Aprendiz de feiticeiro, Arthur Lira – novo general do capitão – foi eleito presidente da Câmara pelos próximos dois anos. Logo após a vitória, fez questão de apresentar o tamanho do regalo recebido para a empreitada. O primeiro retorno ocorreu imediatamente após ocupar o lugar de Rodrigo Maia (DEM-RJ). Sem aceitar questionamentos, ordenou a anulação da votação para os demais cargos da Mesa Diretora por entender ilegal a inscrição do PT em um dos blocos partidários depois do horário limite. Agiu como se fosse paladino da moralidade. Como está há anos luz dessa honrosa adjetivação, passou para os eleitores esclarecidos a clara motivação de sua decisão: um ensaio para o anunciado golpe de 2022.

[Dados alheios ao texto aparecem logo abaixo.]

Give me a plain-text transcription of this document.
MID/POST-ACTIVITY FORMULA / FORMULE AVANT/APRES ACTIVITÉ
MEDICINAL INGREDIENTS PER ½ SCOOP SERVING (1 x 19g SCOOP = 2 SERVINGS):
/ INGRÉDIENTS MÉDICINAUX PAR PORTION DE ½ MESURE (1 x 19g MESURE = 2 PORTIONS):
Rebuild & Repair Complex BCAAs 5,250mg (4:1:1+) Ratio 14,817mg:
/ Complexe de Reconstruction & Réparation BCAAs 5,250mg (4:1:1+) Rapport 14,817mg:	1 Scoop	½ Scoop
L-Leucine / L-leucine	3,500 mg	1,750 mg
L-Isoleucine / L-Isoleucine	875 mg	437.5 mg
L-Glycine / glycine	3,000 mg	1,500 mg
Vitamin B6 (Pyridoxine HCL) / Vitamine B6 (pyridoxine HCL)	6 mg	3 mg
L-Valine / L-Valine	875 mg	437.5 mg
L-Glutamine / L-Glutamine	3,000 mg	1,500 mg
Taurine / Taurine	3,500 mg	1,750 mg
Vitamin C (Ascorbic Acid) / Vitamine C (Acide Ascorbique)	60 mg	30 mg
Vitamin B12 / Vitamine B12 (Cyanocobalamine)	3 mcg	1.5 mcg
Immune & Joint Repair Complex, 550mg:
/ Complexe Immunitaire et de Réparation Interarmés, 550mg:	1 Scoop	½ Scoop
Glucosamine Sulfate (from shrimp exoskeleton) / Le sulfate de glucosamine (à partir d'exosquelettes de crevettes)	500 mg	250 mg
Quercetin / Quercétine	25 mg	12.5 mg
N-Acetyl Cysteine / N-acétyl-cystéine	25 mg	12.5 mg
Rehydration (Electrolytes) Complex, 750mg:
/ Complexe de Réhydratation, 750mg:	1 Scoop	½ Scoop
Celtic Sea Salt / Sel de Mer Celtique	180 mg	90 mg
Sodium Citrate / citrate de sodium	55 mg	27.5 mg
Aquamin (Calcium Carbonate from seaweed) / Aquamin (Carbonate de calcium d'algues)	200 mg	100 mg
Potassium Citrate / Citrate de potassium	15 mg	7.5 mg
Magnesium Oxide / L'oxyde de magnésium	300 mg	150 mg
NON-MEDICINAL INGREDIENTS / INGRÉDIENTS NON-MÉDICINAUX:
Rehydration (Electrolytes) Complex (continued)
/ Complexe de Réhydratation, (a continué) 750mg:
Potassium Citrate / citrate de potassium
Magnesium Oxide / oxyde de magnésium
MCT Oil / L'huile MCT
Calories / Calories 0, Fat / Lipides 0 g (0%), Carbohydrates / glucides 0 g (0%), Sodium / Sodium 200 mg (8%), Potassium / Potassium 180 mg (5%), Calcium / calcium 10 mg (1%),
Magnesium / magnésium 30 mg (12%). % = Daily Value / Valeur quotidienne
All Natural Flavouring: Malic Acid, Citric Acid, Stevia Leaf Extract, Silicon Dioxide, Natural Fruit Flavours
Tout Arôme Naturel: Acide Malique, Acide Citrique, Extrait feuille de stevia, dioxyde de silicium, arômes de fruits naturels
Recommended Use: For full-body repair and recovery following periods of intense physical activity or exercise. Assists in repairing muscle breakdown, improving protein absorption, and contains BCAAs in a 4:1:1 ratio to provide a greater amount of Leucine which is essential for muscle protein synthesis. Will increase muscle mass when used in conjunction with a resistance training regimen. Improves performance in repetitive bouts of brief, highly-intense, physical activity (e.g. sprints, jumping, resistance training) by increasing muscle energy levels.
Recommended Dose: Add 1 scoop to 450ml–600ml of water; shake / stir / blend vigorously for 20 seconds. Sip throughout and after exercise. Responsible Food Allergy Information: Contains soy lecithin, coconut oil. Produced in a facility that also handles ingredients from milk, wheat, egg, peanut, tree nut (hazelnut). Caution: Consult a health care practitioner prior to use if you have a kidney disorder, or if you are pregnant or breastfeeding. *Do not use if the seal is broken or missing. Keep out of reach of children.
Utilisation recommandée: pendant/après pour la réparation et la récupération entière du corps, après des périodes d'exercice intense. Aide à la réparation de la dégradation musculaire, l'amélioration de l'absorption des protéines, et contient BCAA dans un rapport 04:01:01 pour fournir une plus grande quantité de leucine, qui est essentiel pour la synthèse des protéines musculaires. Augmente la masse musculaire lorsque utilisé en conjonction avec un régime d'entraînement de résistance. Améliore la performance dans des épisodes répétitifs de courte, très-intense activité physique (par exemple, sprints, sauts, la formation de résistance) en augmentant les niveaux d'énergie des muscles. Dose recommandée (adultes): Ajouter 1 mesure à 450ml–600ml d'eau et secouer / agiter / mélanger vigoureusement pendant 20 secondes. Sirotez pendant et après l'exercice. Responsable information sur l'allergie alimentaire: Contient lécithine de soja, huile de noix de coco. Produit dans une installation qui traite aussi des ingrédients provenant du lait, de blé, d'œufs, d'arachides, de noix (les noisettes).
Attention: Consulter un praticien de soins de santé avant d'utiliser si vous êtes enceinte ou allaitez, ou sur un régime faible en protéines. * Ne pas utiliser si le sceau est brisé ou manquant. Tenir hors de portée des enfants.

Pode ser. Difícil será combinar com os generais de boa cepa e preocupados com o país, com a maioria que se forma no Brasil contra o desgoverno Bolsonaro e com as briosas e guerreiras mulheres alagoanas, que conheceram Lira nas páginas policiais. Como já escrevi neste espaço, muita água barrenta ainda escorrerá pelo lodaçal dos córregos políticos inacabados. O povo está acordando. Estamos só na metade da 56ª. Legislatura (equivalente à duração regular do mandato dos deputados, que é de quatro anos). Expressivo número de parlamentares e de eleitores duvida que Arthur Lira, líder do Centrão, cumprirá com todas as promessas feitas ao chefe do Executivo federal.

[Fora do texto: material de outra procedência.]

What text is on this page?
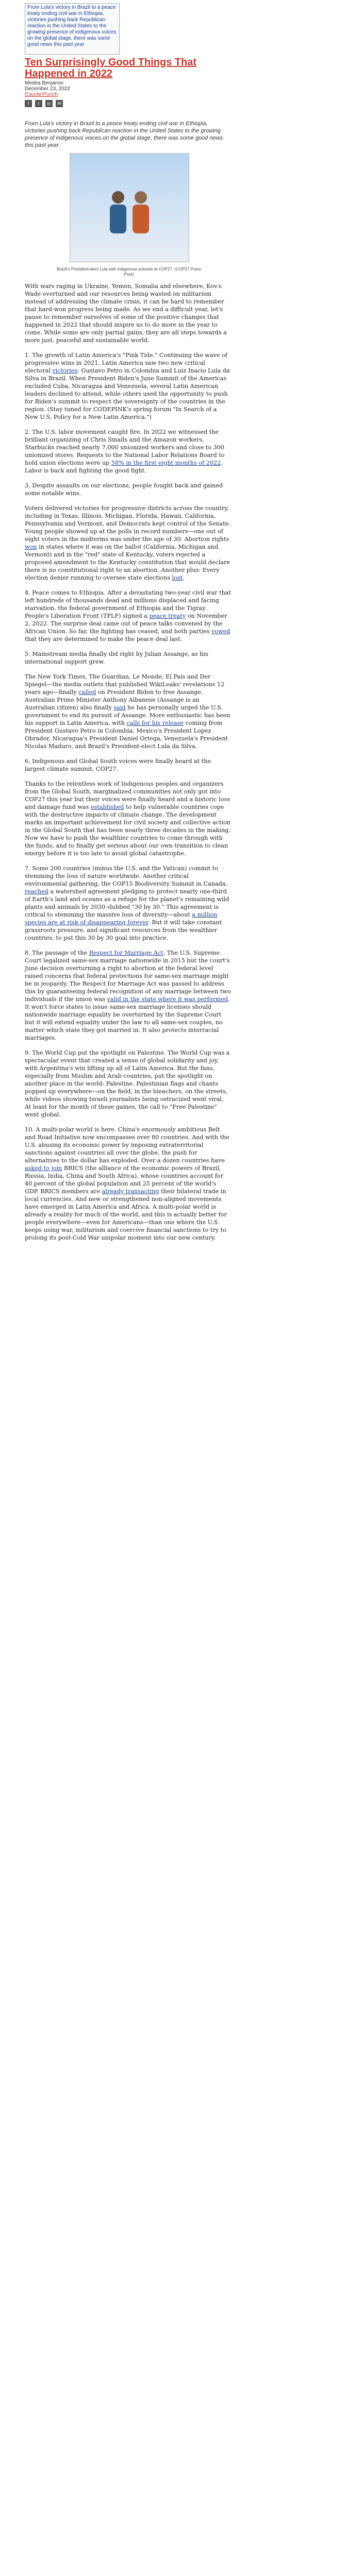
From Lula's victory in Brazil to a peace treaty ending civil war in Ethiopia, victories pushing back Republican reaction in the United States to the growing presence of indigenous voices on the global stage, there was some good news this past year
Ten Surprisingly Good Things That Happened in 2022
Medea Benjamin
December 23, 2022
CounterPunch
f	t	in	✉

From Lula's victory in Brazil to a peace treaty ending civil war in Ethiopia, victories pushing back Republican reaction in the United States to the growing presence of indigenous voices on the global stage, there was some good news this past year.

Brazil's President-elect Lula with indigenous activists at COP27. (COP27 Press Pool)

With wars raging in Ukraine, Yemen, Somalia and elsewhere, Kov.v. Wade overturned and our resources being wasted on militarism instead of addressing the climate crisis, it can be hard to remember that hard-won progress being made. As we end a difficult year, let's pause to remember ourselves of some of the positive changes that happened in 2022 that should inspire us to do more in the year to come. While some are only partial gains, they are all steps towards a more just, peaceful and sustainable world.

1. The growth of Latin America's "Pink Tide." Continuing the wave of progressive wins in 2021, Latin America saw two new critical electoral victories: Gustavo Petro in Colombia and Luiz Inacio Lula da Silva in Brazil. When President Biden's June Summit of the Americas excluded Cuba, Nicaragua and Venezuela, several Latin American leaders declined to attend, while others used the opportunity to push for Biden's summit to respect the sovereignty of the countries in the region. (Stay tuned for CODEPINK's spring forum "In Search of a New U.S. Policy for a New Latin America.")

2. The U.S. labor movement caught fire. In 2022 we witnessed the brilliant organizing of Chris Smalls and the Amazon workers, Starbucks reached nearly 7,000 unionized workers and close to 300 unionized stores. Requests to the National Labor Relations Board to hold union elections were up 58% in the first eight months of 2022. Labor is back and fighting the good fight.

3. Despite assaults on our elections, people fought back and gained some notable wins.

Voters delivered victories for progressive districts across the country, including in Texas, Illinois, Michigan, Florida, Hawaii, California, Pennsylvania and Vermont, and Democrats kept control of the Senate. Young people showed up at the polls in record numbers—one out of eight voters in the midterms was under the age of 30. Abortion rights won in states where it was on the ballot (California, Michigan and Vermont) and in the "red" state of Kentucky, voters rejected a proposed amendment to the Kentucky constitution that would declare there is no constitutional right to an abortion. Another plus: Every election denier running to oversee state elections lost.

4. Peace comes to Ethiopia. After a devastating two-year civil war that left hundreds of thousands dead and millions displaced and facing starvation, the federal government of Ethiopia and the Tigray People's Liberation Front (TPLF) signed a peace treaty on November 2, 2022. The surprise deal came out of peace talks convened by the African Union. So far, the fighting has ceased, and both parties vowed that they are determined to make the peace deal last.

5. Mainstream media finally did right by Julian Assange, as his international support grew.

The New York Times, The Guardian, Le Monde, El Pais and Der Spiegel—the media outlets that published WikiLeaks' revelations 12 years ago—finally called on President Biden to free Assange. Australian Prime Minister Anthony Albanese (Assange is an Australian citizen) also finally said he has personally urged the U.S. government to end its pursuit of Assange. More enthusiastic has been his support in Latin America, with calls for his release coming from President Gustavo Petro in Colombia, Mexico's President Lopez Obrador, Nicaragua's President Daniel Ortega, Venezuela's President Nicolas Maduro, and Brazil's President-elect Lula da Silva.

6. Indigenous and Global South voices were finally heard at the largest climate summit, COP27.

Thanks to the relentless work of Indigenous peoples and organizers from the Global South, marginalized communities not only got into COP27 this year but their voices were finally heard and a historic loss and damage fund was established to help vulnerable countries cope with the destructive impacts of climate change. The development marks an important achievement for civil society and collective action in the Global South that has been nearly three decades in the making. Now we have to push the wealthier countries to come through with the funds, and to finally get serious about our own transition to clean energy before it is too late to avoid global catastrophe.

7. Some 200 countries (minus the U.S. and the Vatican) commit to stemming the loss of nature worldwide. Another critical environmental gathering, the COP15 Biodiversity Summit in Canada, reached a watershed agreement pledging to protect nearly one-third of Earth's land and oceans as a refuge for the planet's remaining wild plants and animals by 2030–dubbed "30 by 30." This agreement is critical to stemming the massive loss of diversity—about a million species are at risk of disappearing forever. But it will take constant grassroots pressure, and significant resources from the wealthier countries, to put this 30 by 30 goal into practice.

8. The passage of the Respect for Marriage Act. The U.S. Supreme Court legalized same-sex marriage nationwide in 2015 but the court's June decision overturning a right to abortion at the federal level raised concerns that federal protections for same-sex marriage might be in jeopardy. The Respect for Marriage Act was passed to address this by guaranteeing federal recognition of any marriage between two individuals if the union was valid in the state where it was performed. It won't force states to issue same-sex marriage licenses should nationwide marriage equality be overturned by the Supreme Court but it will extend equality under the law to all same-sex couples, no matter which state they got married in. It also protects interracial marriages.

9. The World Cup put the spotlight on Palestine. The World Cup was a spectacular event that created a sense of global solidarity and joy, with Argentina's win lifting up all of Latin America. But the fans, especially from Muslim and Arab countries, put the spotlight on another place in the world: Palestine. Palestinian flags and chants popped up everywhere—on the field, in the bleachers, on the streets, while videos showing Israeli journalists being ostracized went viral. At least for the month of these games, the call to "Free Palestine" went global.

10. A multi-polar world is here. China's enormously ambitious Belt and Road Initiative now encompasses over 80 countries. And with the U.S. abusing its economic power by imposing extraterritorial sanctions against countries all over the globe, the push for alternatives to the dollar has exploded. Over a dozen countries have asked to join BRICS (the alliance of the economic powers of Brazil, Russia, India, China and South Africa), whose countries account for 40 percent of the global population and 25 percent of the world's GDP. BRICS members are already transacting their bilateral trade in local currencies. And new or strengthened non-aligned movements have emerged in Latin America and Africa. A multi-polar world is already a reality for much of the world, and this is actually better for people everywhere—even for Americans—than one where the U.S. keeps using war, militarism and coercive financial sanctions to try to prolong its post-Cold War unipolar moment into our new century.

Será uma tarefa praticamente impossível. Não é fácil agradar os gregos do grupo que normalmente se fantasia de raposa para invadir galinheiros. Nascido em um dos mais lindos litorais do país, o deputado alagoano sabe que o oceano político é infestado de peixes carnívoros. Como cristão e temente a Deus, sugiro que ele não se atenha apenas a uma religião. Hoje é dia de Iemanjá, rainha do mar. Ele deve começar pedindo proteção à divindade africana, considerada a mãe de todos os adultos e dos orixás. É a mãe com filhos como peixes. Também pode optar pelos princípios católicos, cujos seguidores comemoram o 2 de fevereiro como a data em que José e Maria, após 40 dias de seu nascimento, apresentam Jesus ao templo de Jerusalém e ao mundo. Sobre os evangélicos, não tenho sugestões. Maioria dos apoiadores do presidente, eles não acreditam em nada. Às vezes, nem no que dizem.